Fortunately for me, there are plenty of books that have already been written that I wanted to read. *wait, did that make sense* I've spent a lifetime between their covers... #MyLovers That's how I managed to live so long. And here is what they taught me. In no particular order...


I bet he smoked Newports.
Catcher In The Rye.
Lesson: I can totally relate to White people.

I read Catcher in the Rye when I was in High School. I was in Advanced Placement classes. Every morning, I would catch SamTrans (the 6A) to Menlo-Atherton High School with a group of people who looked like me and lived where I lived. By the time we made it down the main hall, I was sitting in a classroom looking like the only person like me. Their lives diverged from mine, like I did from my friends in the morning. Enter J.D., writing about a kid with a life struggle that looked like mine. A life lived in the silence of my mind.

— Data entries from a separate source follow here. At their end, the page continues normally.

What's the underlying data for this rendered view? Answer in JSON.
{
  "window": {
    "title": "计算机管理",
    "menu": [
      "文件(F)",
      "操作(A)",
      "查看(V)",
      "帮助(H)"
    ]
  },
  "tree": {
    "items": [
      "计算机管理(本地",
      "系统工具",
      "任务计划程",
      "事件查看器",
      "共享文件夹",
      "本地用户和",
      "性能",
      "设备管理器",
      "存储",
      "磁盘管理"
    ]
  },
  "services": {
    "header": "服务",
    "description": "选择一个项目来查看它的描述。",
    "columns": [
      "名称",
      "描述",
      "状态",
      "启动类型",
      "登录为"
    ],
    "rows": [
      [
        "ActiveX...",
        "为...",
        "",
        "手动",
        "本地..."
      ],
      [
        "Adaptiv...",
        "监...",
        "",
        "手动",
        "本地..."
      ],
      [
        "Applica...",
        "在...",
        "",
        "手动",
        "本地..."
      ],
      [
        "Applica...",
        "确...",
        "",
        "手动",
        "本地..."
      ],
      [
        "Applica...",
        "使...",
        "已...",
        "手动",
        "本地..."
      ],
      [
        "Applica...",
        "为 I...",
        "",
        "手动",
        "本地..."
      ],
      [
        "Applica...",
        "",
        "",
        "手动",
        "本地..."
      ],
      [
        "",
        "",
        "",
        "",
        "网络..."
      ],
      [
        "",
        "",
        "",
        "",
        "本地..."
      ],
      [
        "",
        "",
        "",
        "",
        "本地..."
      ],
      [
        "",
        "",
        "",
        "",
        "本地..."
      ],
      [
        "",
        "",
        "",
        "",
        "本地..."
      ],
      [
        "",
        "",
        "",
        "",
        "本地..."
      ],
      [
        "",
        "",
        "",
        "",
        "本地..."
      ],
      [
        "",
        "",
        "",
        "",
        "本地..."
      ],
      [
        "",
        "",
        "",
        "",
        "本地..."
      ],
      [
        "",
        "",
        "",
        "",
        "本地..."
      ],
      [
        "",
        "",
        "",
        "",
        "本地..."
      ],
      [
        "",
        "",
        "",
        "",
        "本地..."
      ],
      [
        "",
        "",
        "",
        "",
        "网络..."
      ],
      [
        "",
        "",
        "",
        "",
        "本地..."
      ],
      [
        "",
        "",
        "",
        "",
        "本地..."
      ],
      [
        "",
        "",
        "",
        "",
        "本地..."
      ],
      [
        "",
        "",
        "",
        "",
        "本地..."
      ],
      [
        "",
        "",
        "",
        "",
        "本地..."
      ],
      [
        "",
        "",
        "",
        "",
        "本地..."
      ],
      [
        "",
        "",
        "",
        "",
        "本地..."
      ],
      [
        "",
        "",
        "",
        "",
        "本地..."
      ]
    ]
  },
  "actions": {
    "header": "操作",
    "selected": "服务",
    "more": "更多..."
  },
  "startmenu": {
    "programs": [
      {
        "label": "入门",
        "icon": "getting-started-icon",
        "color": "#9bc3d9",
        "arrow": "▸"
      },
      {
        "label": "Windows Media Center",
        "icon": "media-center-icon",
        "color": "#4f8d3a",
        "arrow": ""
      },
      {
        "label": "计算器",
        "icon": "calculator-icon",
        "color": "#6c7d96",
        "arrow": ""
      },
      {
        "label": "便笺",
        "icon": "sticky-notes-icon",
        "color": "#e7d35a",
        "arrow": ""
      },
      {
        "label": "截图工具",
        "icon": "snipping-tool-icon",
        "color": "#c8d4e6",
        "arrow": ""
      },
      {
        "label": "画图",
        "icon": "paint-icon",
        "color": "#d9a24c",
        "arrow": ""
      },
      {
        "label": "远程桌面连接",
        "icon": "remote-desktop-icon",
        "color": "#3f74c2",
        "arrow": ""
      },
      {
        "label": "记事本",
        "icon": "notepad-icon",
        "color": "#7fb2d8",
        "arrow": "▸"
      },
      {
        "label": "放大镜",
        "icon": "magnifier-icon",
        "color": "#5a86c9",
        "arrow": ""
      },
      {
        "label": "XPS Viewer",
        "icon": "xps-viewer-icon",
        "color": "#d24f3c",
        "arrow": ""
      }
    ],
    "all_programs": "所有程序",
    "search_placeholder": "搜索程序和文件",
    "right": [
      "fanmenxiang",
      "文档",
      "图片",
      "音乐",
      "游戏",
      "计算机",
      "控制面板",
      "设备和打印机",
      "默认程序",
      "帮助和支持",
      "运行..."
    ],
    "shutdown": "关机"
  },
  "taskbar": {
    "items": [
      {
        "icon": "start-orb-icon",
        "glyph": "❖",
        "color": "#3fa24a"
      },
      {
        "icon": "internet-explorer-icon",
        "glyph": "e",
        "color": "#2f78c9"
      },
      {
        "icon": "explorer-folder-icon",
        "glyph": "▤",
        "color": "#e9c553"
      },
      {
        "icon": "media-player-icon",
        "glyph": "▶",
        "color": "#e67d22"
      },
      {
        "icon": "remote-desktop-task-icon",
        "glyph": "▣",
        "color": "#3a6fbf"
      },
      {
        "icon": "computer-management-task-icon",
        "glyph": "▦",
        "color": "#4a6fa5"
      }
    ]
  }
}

His skin, uncolored by those words, repainted my reverie. I saw my life depicted on the chalkboards. I realized that I have “white people” problems too. And, they sucked just like my “black people” problems. Who? Knew? And our lives converged in that moment, like the final bell reuniting me and my friends as we dug for our bus passes.



Thanks for not rottin' in that jail Miss Sophia.
The Wedding.
Lesson: Love is the hardest thing any person can ever do.

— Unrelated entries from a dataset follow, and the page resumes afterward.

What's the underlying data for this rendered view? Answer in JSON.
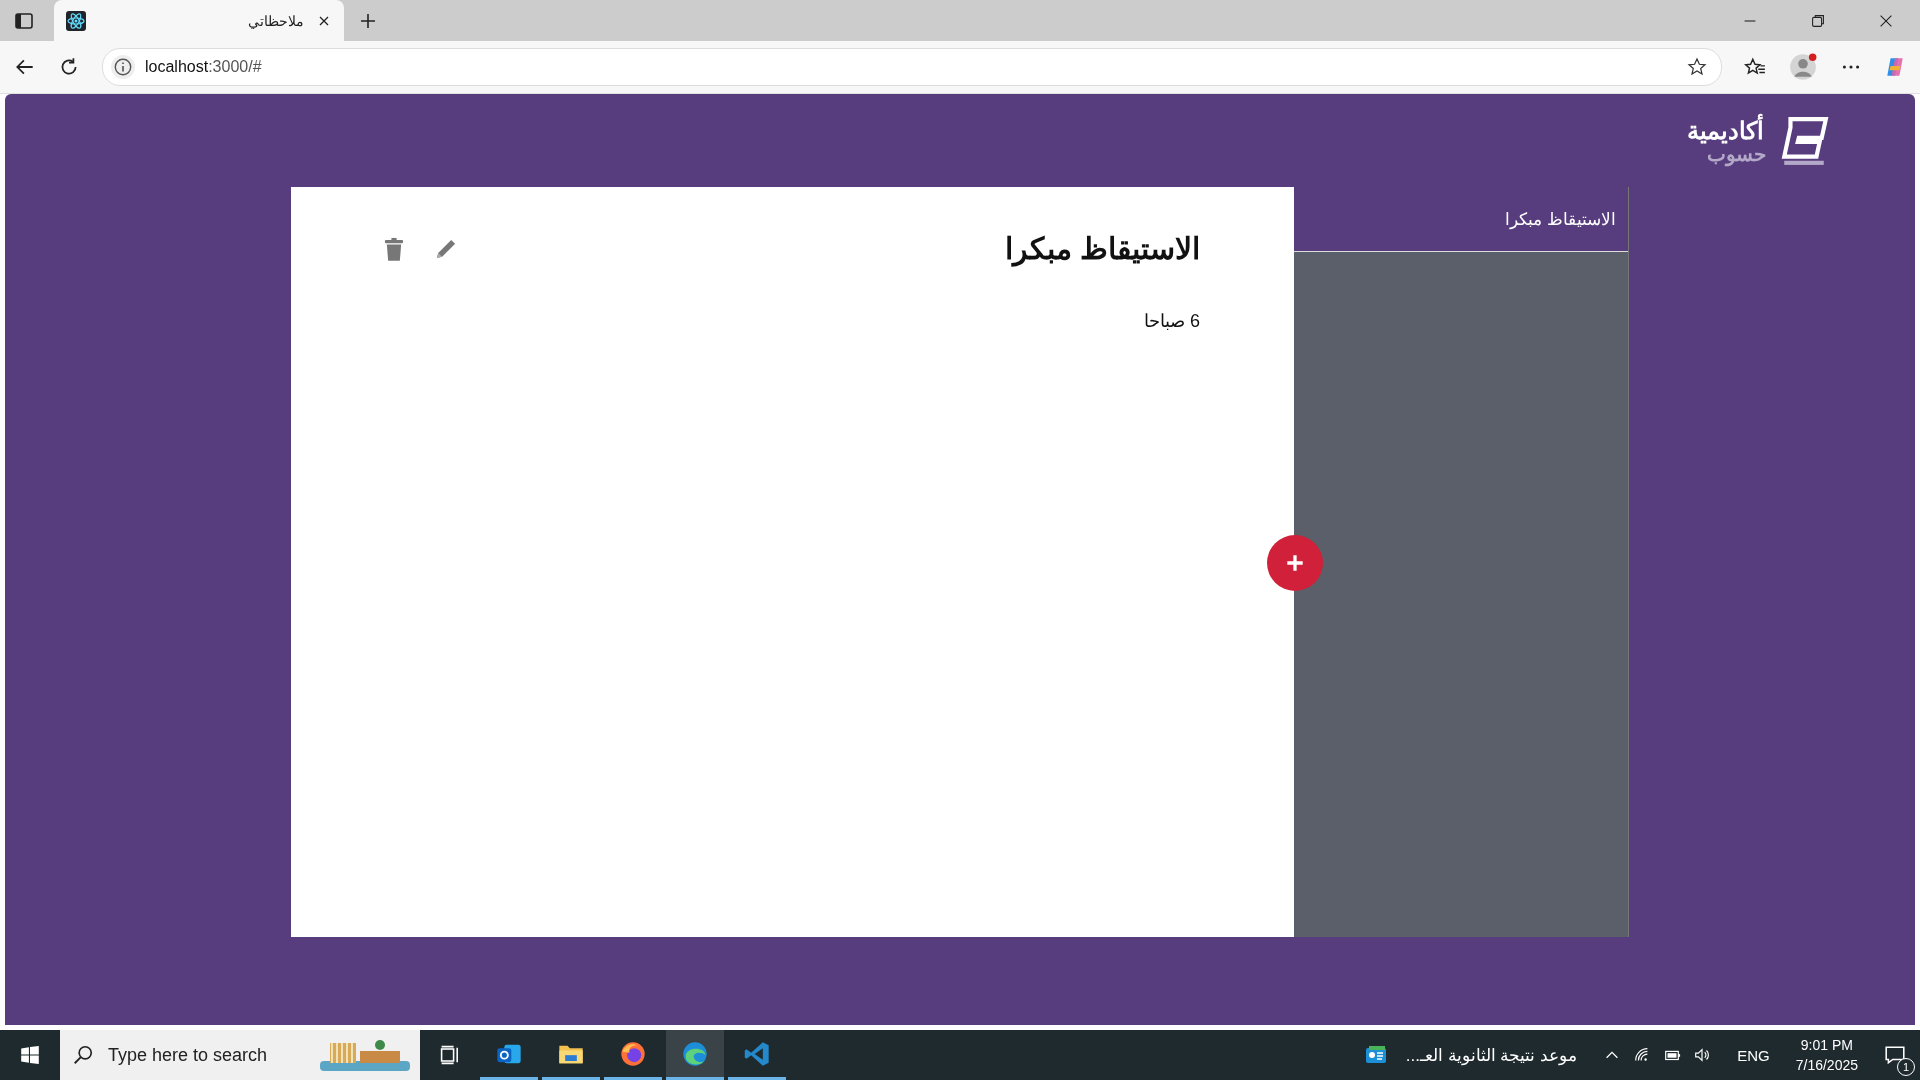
{
  "browser": {
    "tab_title": "ملاحظاتي",
    "url_host": "localhost",
    "url_rest": ":3000/#"
  },
  "logo": {
    "line_1": "أكاديمية",
    "line_2": "حسوب"
  },
  "notes": [
    {
      "title": "الاستيقاظ مبكرا",
      "selected": true
    }
  ],
  "note": {
    "title": "الاستيقاظ مبكرا",
    "body": "6 صباحا"
  },
  "taskbar": {
    "search": {
      "placeholder": "Type here to search"
    },
    "apps": [
      {
        "kind": "outlook",
        "selected": false
      },
      {
        "kind": "explorer",
        "selected": false
      },
      {
        "kind": "firefox",
        "selected": false
      },
      {
        "kind": "edge",
        "selected": true
      },
      {
        "kind": "vscode",
        "selected": false
      }
    ],
    "news": "موعد نتيجة الثانوية العـ...",
    "language": "ENG",
    "time": "9:01 PM",
    "date": "7/16/2025",
    "notifications": "1"
  }
}
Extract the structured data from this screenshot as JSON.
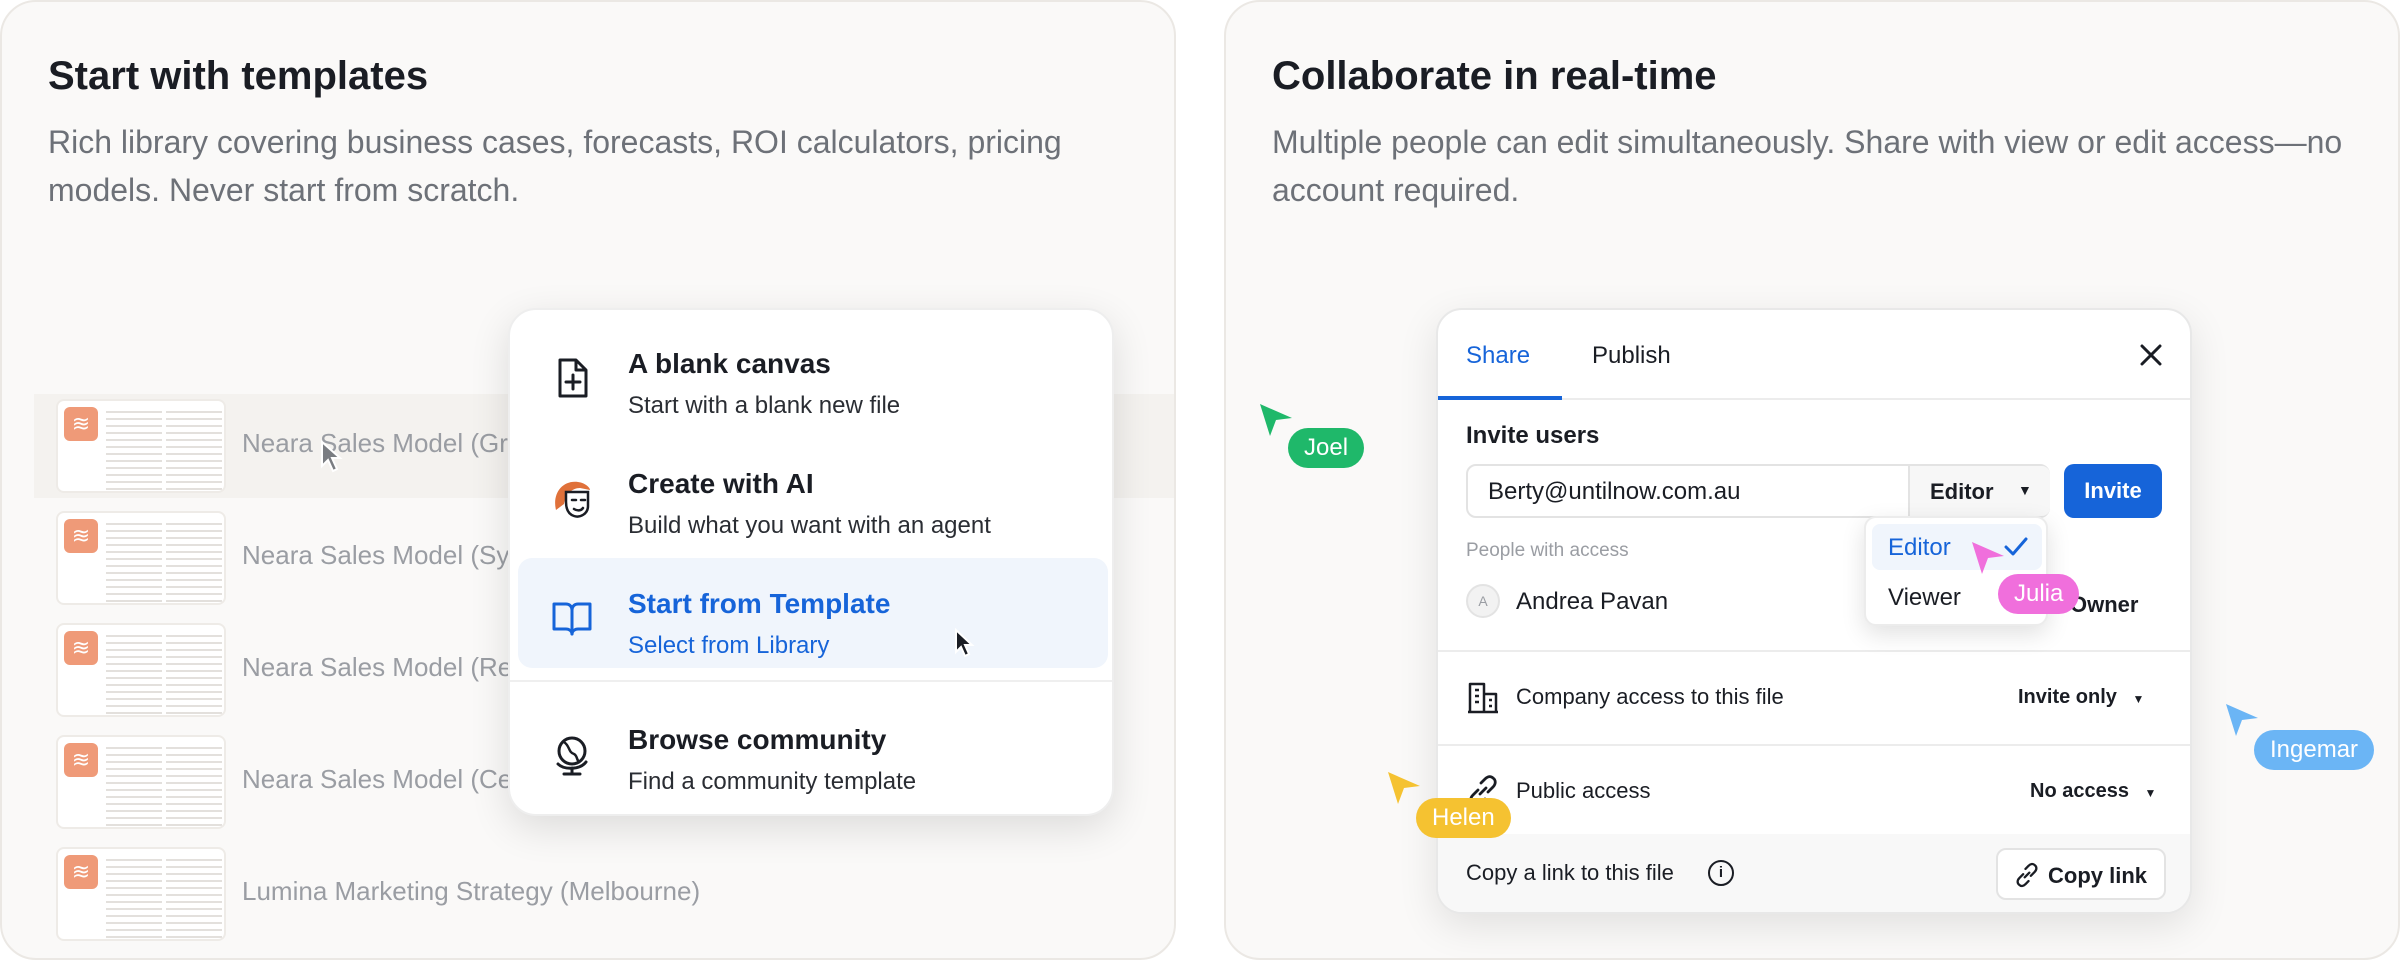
{
  "left_card": {
    "title": "Start with templates",
    "description": "Rich library covering business cases, forecasts, ROI calculators, pricing models. Never start from scratch.",
    "files": [
      {
        "name": "Neara Sales Model (Gre"
      },
      {
        "name": "Neara Sales Model (Syd"
      },
      {
        "name": "Neara Sales Model (Reg"
      },
      {
        "name": "Neara Sales Model (Cen"
      },
      {
        "name": "Lumina Marketing Strategy (Melbourne)"
      }
    ],
    "menu": {
      "items": [
        {
          "title": "A blank canvas",
          "subtitle": "Start with a blank new file",
          "icon": "file-plus-icon"
        },
        {
          "title": "Create with AI",
          "subtitle": "Build what you want with an agent",
          "icon": "ai-agent-icon"
        },
        {
          "title": "Start from Template",
          "subtitle": "Select from Library",
          "icon": "book-icon"
        },
        {
          "title": "Browse community",
          "subtitle": "Find a community template",
          "icon": "globe-icon"
        }
      ]
    }
  },
  "right_card": {
    "title": "Collaborate in real-time",
    "description": "Multiple people can edit simultaneously. Share with view or edit access—no account required.",
    "dialog": {
      "tabs": [
        "Share",
        "Publish"
      ],
      "close_icon": "close-icon",
      "invite_label": "Invite users",
      "email_value": "Berty@untilnow.com.au",
      "role_selected": "Editor",
      "invite_button": "Invite",
      "people_label": "People with access",
      "person": {
        "initial": "A",
        "name": "Andrea Pavan",
        "role": "Owner"
      },
      "company_access_label": "Company access to this file",
      "company_access_value": "Invite only",
      "public_access_label": "Public access",
      "public_access_value": "No access",
      "footer_text": "Copy a link to this file",
      "copy_button": "Copy link"
    },
    "role_dropdown": {
      "options": [
        "Editor",
        "Viewer"
      ],
      "selected": "Editor"
    },
    "collaborators": [
      {
        "name": "Joel",
        "color": "#1fb86a"
      },
      {
        "name": "Julia",
        "color": "#f06fdc"
      },
      {
        "name": "Ingemar",
        "color": "#6bb5f5"
      },
      {
        "name": "Helen",
        "color": "#f5c231"
      }
    ]
  },
  "colors": {
    "accent": "#1664d9",
    "thumbnail_icon": "#ef9a78"
  }
}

Will the world ever be ready for an interracial couple? Yup. Thanks future children of the world.  We have some awesome parenting happening. The world in The Wedding was not ready for Shelby and her beau. Navigating her “stay in the color lines” life was tough when you sprinkle love in it. But, if it’s not color, it’s something else. Right? You meet someone, you fall in love and you see your entire future. Then you are confronted with each other’s families. And how do you explain the difference in color, or income, or profession, or interests, or religious beliefs, or political ideologies? You try to explain it, but to no avail. And then you have to choose. What you knew before your love, or the love you know defines everything you endeavor to become. Shelby was certain. She came home and found doubt. She ran into temptation and was almost convinced. She faced her love and said “I do”. And nothing about that was easy for her to do. Or me to read.




Las Mariposas #ImBilingual
In The Time Of The Butterflies.
Lesson: Women are more powerful than they will ever know.

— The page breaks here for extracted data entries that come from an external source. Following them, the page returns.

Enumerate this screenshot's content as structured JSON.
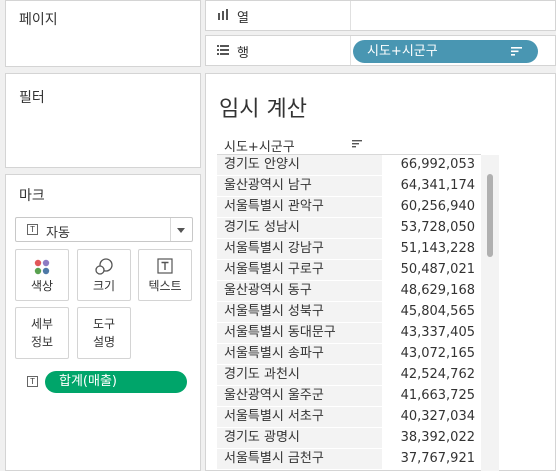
{
  "pages_card": {
    "title": "페이지"
  },
  "filters_card": {
    "title": "필터"
  },
  "marks_card": {
    "title": "마크",
    "mark_type": "자동",
    "buttons": {
      "color": "색상",
      "size": "크기",
      "text": "텍스트",
      "detail_line1": "세부",
      "detail_line2": "정보",
      "tooltip_line1": "도구",
      "tooltip_line2": "설명"
    },
    "text_pill": "합계(매출)"
  },
  "shelves": {
    "columns_label": "열",
    "rows_label": "행",
    "row_pill": "시도+시군구"
  },
  "view": {
    "title": "임시 계산",
    "header": "시도+시군구",
    "rows": [
      {
        "name": "경기도 안양시",
        "value": "66,992,053"
      },
      {
        "name": "울산광역시 남구",
        "value": "64,341,174"
      },
      {
        "name": "서울특별시 관악구",
        "value": "60,256,940"
      },
      {
        "name": "경기도 성남시",
        "value": "53,728,050"
      },
      {
        "name": "서울특별시 강남구",
        "value": "51,143,228"
      },
      {
        "name": "서울특별시 구로구",
        "value": "50,487,021"
      },
      {
        "name": "울산광역시 동구",
        "value": "48,629,168"
      },
      {
        "name": "서울특별시 성북구",
        "value": "45,804,565"
      },
      {
        "name": "서울특별시 동대문구",
        "value": "43,337,405"
      },
      {
        "name": "서울특별시 송파구",
        "value": "43,072,165"
      },
      {
        "name": "경기도 과천시",
        "value": "42,524,762"
      },
      {
        "name": "울산광역시 울주군",
        "value": "41,663,725"
      },
      {
        "name": "서울특별시 서초구",
        "value": "40,327,034"
      },
      {
        "name": "경기도 광명시",
        "value": "38,392,022"
      },
      {
        "name": "서울특별시 금천구",
        "value": "37,767,921"
      }
    ]
  },
  "colors": {
    "row_pill": "#4996b2",
    "text_pill": "#00a56a",
    "row_band": "#f3f3f3"
  }
}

I have six sisters. And I could not wait to go to college and share a room with 2 other girls that I did not know, because I had been living with my sisters forever – and they got on my nerves! Right? The house was too small. Everybody was always in my business. Quit wearing my shoes! Why did you tell on me? Ugh. My sisters were nothing like the Mirabal sisters. Only, they absolutely are. Smart. Strong. Confident. Beautiful. Loyal. Creative. Passionate. I did not see that after I read the book. It took some time, maturation, and distance to realize how powerful we were together. No man has ever survived an interaction with the Gurley sisters, without sustaining some type of injury. No man was crazy enough, to consider being considered a suitor to one of us, if it meant he had to confront us the group. As a collective. Power is not always in the numbers. But, there are indeed a number of us Gurley’s. And we are absolutely powerful.



FOLDIN!!!!!!
 Sadako & The Thousand Paper Cranes.
Lesson: Hope will save your life.

I read this book in the 5th grade. While reading the book and studying the meaning in our class lessons, we learned to fold paper cranes. As a class, we made 1,000 paper cranes on some of the prettiest paper I had ever seen in my entire “I’m in 5th grade” life. I stayed after school to make cranes. I took paper home to do them. I folded cranes on the school bus. I even made a few in Church. Sadako did not live *spoiler* but somehow she survived. I never termed that as “hope” but that’s exactly what it was. Her belief in that thing, the 1,000 paper cranes saved her life, and the lives of everyone involved. Don’t believe me? Think about it. You are reading about her right now. And, when I get stressed out (like all the time) I fold paper cranes.





Haven't touched a kite since.
The Kite Runner.
Lesson: Keep your word. People are depending on it. And you.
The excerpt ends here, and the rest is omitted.